移動する列車のどこにも、逃げる場所などないが恭彦は追いかけた。だが、
「あの子の魂、救われたかしら……」
そう、呟きディアナはアイリーンと共に列車を降りた。
●
『――終点となります。降りる方は忘れものに……』
車内放送を聞きながら恭彦は椅子から立ち上がった。
犯人二人の逃亡によって、連続殺人事件は解決された。いや、そもそも連続でさえなかった。
殺されたはずのアイリーンは毒薬を飲んだように見せかけ、その実モンテクリスト伯として生きていた。特別個室なんていうのも一人二役を務めるための仕掛けだった。
「はぁ……やっぱり、平凡が一番ってことか」
軽く、荷物を持って列車を降りる。見かけた一千風に声をかける。
「それでは淀川さん、またどこかで」
そう、告げて背を向けた一千風に違和感を覚えたが恭彦は首を傾げ、自分も自分の行き先に向かった。

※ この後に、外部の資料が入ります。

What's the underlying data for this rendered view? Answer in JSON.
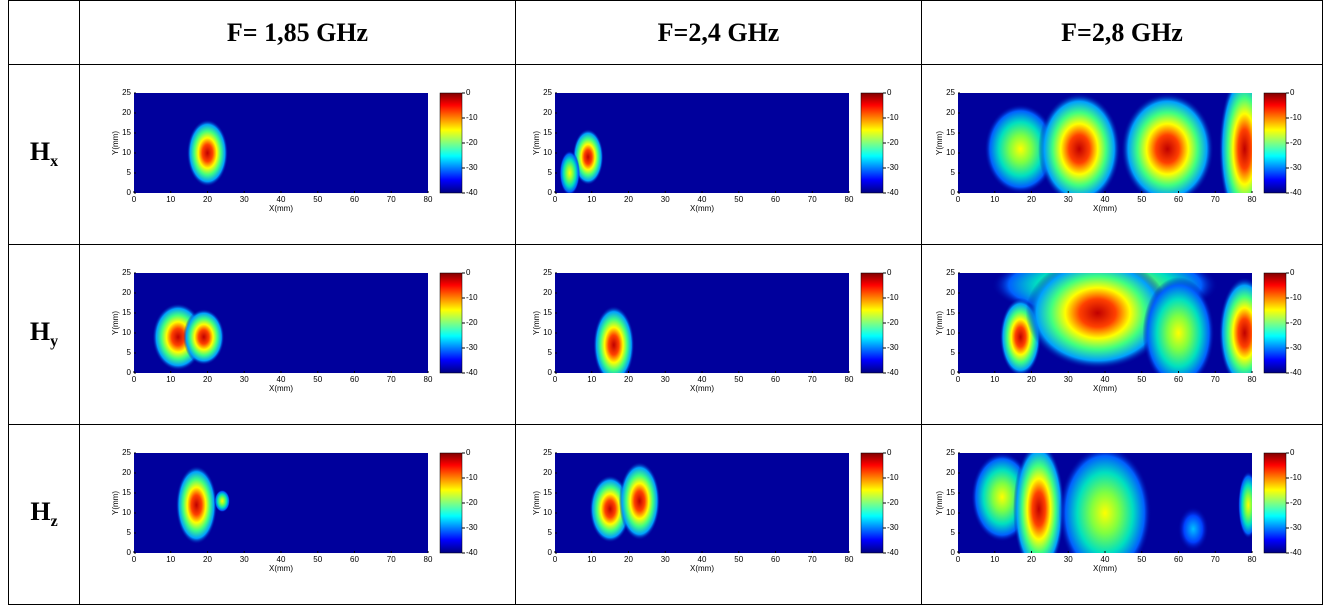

「一時はどうなる事かと思ったけれど……無事に終わってよかったわ」
一千風は重い荷物を両手に、達成感に浸る。
事件が終わってよかった、ではない。取引が成立して、よかったのだ。
新薬の開発をした一千風は今回、この列車で取引相手と接触、いわゆる裏取引を行う予定だった。
殺人事件が起こるなど想定外もいい所。たまたま、警察官が知り合いであり、抜けて居る所のある友人であったため、――荷物検査をすり抜けることができた。
もし、鞄に入れてあった大量の薬が見つかって入ればどうなったか背筋の空座無垢なる思いだった。
(任務終了。次の任務に入る)
眼鏡をかけ直し、心の中を整理するレリック。
無事取引は終了し、ルーカスと一千風の売買は終了。取引が成立しない場合に差し向けられた、証拠隠滅要因であるレリックは音もなくホームに降り立った。
目の前にはルーカスがいる。気取られないよう、距離を保って尾行しなければならない。
一人旅する無邪気な少女、を装っていたレリックは実はとある組織の暗殺を専門とする構成員。――その任務は新薬がきちんと軍へ持ち帰られることの確認。
不成立であれば共に暗殺し、薬を奪う。成立したとしてもルーカスがきちんと軍に持ち替えるか備考。これは新薬が軍に流れた後に、組織へと渡るために必要な手順だ。
そうして、列車の旅はいくつかの不穏を残しつつも、終わった。
ミステリートレインはコトコト、素朴な音共に来た道を帰ってゆく。